‘The Rider Was Lost’ by Nancy Hale

The Rider Was Lost by Nancy Hale, 1936

The magic trick:

Linear rambling

This is an early Nancy Hale story, set in Virginia among horse country. It’s kind of rambling, yet it moves linearly. You keep expecting it to fold back into itself with different metaphors, callbacks, or surprise reveals, but, no – it just keeps moving in a straight line toward its conclusion.

In that way, it feels like Hale’s apprenticeship stage; a story that would be denser and more nuanced had she written it a decade later.

But as it stands, we do get a very interesting relationship to consider. On one hand, it’s presented as an ideal marriage. Nine-plus years. They know each other so deeply, they don’t even have to talk. But it’s also fragile. The husband is a childlike playboy, desperately needy to validate himself every single day. So when the woman suffers a serious riding accident, the marriage is thrown into chaos.
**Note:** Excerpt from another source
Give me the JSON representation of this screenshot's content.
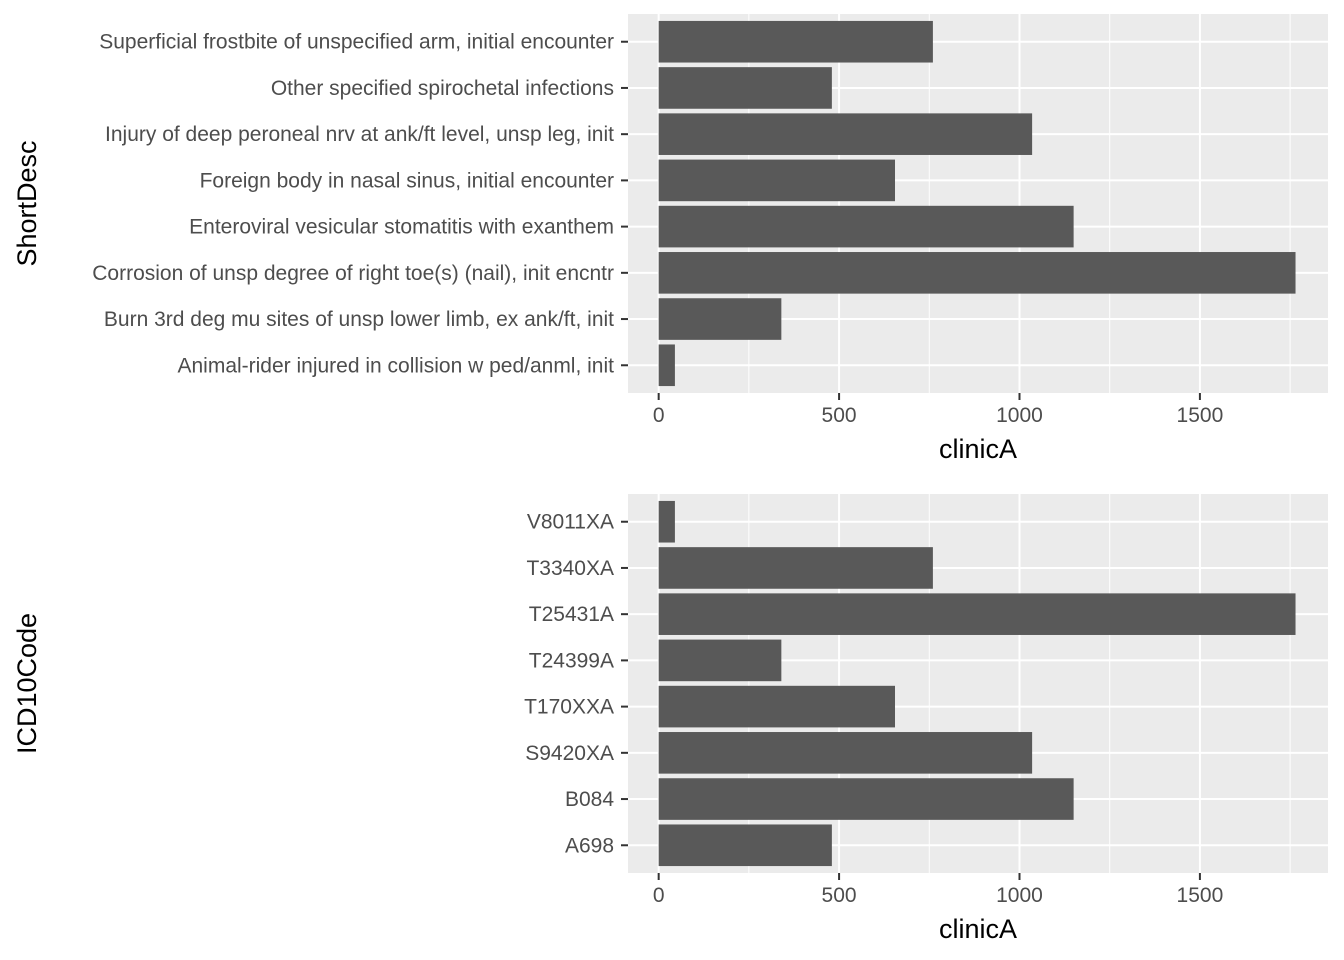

I’m not sure what to make of it all. As I said, it isn’t her finest work by a long shot. But it’s interesting.

And that’s quite a trick on Hale’s part.

The selection:

With a great reach they overtopped the rolling mess; it was half a field before he could pull his horse up. He cantered back, dismounted, pulled the horse off Mary spoke to her …

It was nearly two o’clock when the ambulance from Washington labored up the narrow, rutted road into the fields and Mary was carried to it.